Horst Schroth

Neid als menschliche Konstante

Eine alte Geschichte. Tante Elsbeth, vermögend, ist gestorben. Die Familie trifft sich zur Testamentseröffnung. Das Wort Erbauseinandersetzung ist, wie in vielen Fällen, in einem nicht friedlichen Sinne zu verstehen. Es fliegt eine Tasse, das einzige einst auf der Flucht aus Ostpreußen herübergerettete Überbleibsel aus einem Service.

Mit diesem Corpus delicti in der hoch erhobenen Hand stürmt Horst Schroth auf die Bühne. Das ist völlig wider jede Logik, da die Tasse jener Erzählung nach, zu der er sogleich mit einer energischen Tirade anhebt, zu Bruch gegangen ist. Wie auch immer.

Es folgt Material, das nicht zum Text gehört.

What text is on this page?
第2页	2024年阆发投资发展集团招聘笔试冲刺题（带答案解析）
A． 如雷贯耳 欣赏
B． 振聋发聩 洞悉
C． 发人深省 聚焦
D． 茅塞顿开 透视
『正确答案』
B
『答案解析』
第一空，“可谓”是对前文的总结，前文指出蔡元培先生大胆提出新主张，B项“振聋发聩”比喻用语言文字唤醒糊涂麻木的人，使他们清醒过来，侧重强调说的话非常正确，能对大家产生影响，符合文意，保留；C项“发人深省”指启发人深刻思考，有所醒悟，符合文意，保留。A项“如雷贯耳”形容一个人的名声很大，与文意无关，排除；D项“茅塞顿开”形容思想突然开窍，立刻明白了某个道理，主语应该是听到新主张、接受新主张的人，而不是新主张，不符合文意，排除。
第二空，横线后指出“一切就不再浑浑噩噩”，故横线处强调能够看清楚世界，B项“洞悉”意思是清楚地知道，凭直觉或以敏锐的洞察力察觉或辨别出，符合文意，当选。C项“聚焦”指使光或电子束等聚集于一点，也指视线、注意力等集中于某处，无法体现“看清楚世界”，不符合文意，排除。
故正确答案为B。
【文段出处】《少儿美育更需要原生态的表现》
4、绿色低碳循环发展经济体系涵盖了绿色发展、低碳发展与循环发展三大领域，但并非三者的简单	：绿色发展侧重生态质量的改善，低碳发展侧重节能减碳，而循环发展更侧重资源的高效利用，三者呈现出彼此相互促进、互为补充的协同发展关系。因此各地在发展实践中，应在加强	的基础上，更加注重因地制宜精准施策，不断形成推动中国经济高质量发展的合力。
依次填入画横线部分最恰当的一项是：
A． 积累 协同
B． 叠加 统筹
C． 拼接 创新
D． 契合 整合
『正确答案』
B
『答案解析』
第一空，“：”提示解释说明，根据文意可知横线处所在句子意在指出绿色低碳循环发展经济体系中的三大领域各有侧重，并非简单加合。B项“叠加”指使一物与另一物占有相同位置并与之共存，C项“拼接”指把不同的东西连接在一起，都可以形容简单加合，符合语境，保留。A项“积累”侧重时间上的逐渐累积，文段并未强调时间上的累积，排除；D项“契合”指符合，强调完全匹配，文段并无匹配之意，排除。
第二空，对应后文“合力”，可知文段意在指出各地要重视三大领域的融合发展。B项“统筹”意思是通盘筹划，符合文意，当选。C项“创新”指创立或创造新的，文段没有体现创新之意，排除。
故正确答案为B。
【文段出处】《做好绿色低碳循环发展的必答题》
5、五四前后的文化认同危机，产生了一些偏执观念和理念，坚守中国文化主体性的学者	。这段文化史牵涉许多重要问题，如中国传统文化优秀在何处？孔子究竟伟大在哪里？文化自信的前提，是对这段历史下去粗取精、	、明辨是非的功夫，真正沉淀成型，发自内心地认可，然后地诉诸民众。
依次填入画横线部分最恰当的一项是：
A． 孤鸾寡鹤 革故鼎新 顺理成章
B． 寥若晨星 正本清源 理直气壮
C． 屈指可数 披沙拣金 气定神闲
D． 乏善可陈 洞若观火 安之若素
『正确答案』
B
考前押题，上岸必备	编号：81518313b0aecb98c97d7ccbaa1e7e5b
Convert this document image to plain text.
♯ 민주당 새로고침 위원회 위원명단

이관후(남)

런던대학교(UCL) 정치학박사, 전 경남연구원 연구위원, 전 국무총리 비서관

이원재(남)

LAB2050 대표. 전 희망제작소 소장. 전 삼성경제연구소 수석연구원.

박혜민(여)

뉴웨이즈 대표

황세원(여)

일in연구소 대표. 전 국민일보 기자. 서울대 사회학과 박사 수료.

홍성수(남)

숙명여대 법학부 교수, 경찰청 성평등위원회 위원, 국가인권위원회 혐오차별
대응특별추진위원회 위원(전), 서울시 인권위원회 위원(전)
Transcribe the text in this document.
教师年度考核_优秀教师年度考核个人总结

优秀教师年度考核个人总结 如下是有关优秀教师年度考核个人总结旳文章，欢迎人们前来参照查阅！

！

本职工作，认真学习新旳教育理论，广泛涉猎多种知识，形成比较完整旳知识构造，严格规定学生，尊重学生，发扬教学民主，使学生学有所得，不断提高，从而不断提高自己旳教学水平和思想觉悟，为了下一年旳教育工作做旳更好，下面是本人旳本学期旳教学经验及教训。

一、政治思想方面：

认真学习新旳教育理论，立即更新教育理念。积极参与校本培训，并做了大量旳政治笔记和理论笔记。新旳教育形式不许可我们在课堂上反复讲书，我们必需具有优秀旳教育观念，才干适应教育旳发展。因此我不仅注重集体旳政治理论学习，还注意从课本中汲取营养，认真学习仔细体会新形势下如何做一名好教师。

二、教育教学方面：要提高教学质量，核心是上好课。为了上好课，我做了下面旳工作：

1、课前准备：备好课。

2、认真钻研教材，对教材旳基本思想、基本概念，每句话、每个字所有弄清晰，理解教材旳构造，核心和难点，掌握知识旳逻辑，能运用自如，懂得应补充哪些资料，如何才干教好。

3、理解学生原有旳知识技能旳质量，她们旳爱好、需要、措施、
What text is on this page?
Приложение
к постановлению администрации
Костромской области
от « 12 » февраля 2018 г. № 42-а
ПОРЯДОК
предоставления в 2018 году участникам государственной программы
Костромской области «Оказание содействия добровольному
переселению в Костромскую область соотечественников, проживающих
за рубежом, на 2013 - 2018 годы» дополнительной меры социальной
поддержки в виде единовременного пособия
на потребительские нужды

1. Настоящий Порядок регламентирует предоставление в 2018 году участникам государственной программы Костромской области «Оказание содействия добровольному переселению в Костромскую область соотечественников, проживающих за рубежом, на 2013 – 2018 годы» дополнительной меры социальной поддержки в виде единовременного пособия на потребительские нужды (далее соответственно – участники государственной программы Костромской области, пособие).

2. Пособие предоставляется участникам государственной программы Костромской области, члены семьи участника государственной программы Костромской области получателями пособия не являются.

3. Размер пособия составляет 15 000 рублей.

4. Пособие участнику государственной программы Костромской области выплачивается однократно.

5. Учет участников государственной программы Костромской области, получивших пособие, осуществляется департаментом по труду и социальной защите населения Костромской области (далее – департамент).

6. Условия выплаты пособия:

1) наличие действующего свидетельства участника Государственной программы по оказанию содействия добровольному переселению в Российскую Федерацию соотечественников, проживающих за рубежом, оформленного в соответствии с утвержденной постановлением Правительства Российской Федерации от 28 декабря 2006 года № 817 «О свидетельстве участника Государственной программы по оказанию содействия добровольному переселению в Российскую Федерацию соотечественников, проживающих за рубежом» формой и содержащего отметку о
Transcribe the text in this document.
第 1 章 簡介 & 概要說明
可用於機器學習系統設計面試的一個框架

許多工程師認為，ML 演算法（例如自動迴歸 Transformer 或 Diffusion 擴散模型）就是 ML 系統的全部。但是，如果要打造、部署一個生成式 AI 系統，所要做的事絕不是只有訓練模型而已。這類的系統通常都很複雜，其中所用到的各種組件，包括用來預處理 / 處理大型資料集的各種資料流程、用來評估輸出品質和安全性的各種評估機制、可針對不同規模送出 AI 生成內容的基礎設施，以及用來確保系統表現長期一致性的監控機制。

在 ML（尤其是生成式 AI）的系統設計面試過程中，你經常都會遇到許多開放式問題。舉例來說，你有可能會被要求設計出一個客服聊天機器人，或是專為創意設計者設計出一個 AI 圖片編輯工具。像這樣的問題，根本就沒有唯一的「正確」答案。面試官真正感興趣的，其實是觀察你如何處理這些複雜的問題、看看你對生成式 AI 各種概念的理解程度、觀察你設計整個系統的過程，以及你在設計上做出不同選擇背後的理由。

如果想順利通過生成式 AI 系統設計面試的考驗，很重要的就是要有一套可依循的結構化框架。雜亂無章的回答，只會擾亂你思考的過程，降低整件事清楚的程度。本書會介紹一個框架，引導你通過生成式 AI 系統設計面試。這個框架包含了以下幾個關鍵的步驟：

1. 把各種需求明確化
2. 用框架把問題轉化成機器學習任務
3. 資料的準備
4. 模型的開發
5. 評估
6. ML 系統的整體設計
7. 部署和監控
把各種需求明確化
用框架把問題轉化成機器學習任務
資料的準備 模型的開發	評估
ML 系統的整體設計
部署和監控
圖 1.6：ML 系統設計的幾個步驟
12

„Grün vor Neid“ heißt das Programm, mit dem der in Hamburg lebende Kabarettist bei den Sommernächten des Neuen Theaters auf der Terrasse des Frankfurt-Höchster Schlosses gastierte. Den Neid verfolgt der gedrungene Glatzkopf mit der grünen Krawatte bis zu Adam und Eva zurück. Eine menschliche Konstante, die ja durchaus nicht nur negativen Charakters sein muss, sondern auch zur produktiven Kraft des Antriebs werden kann.

Mit der elendiglichen Familien-Mischpoke samt eingeheirateter Gierschlange hält sich Schroth nicht allzu lange auf. Die Ausschweifung ist auch das Grundprinzip des Abends. Erinnerungen an die Tanzschule, die Überlegenheit der inszenatorischen Qualitäten der katholischen Kirche gegenüber den Langweilern von der evangelischen Konkurrenz, der klägliche Zustand der SPD, Frauen – und überforderte Männer, die von ihnen ein Höchstmaß an Einfühlsamkeit abverlangt bekommen und zugleich der feurige Latin Lover sein sollen, Anglizismen, DDR und so weiter und so fort. Eine Kraut-und-Rüben-Dramaturgie. Was eine taugliche Technik sein kann. Zur Rahmengeschichte kehrt Schroth bloß stippvisitenartig immer mal wieder zurück. Auch ist das Neidmotiv keineswegs ein durchgängiges. Ist vielleicht besser so.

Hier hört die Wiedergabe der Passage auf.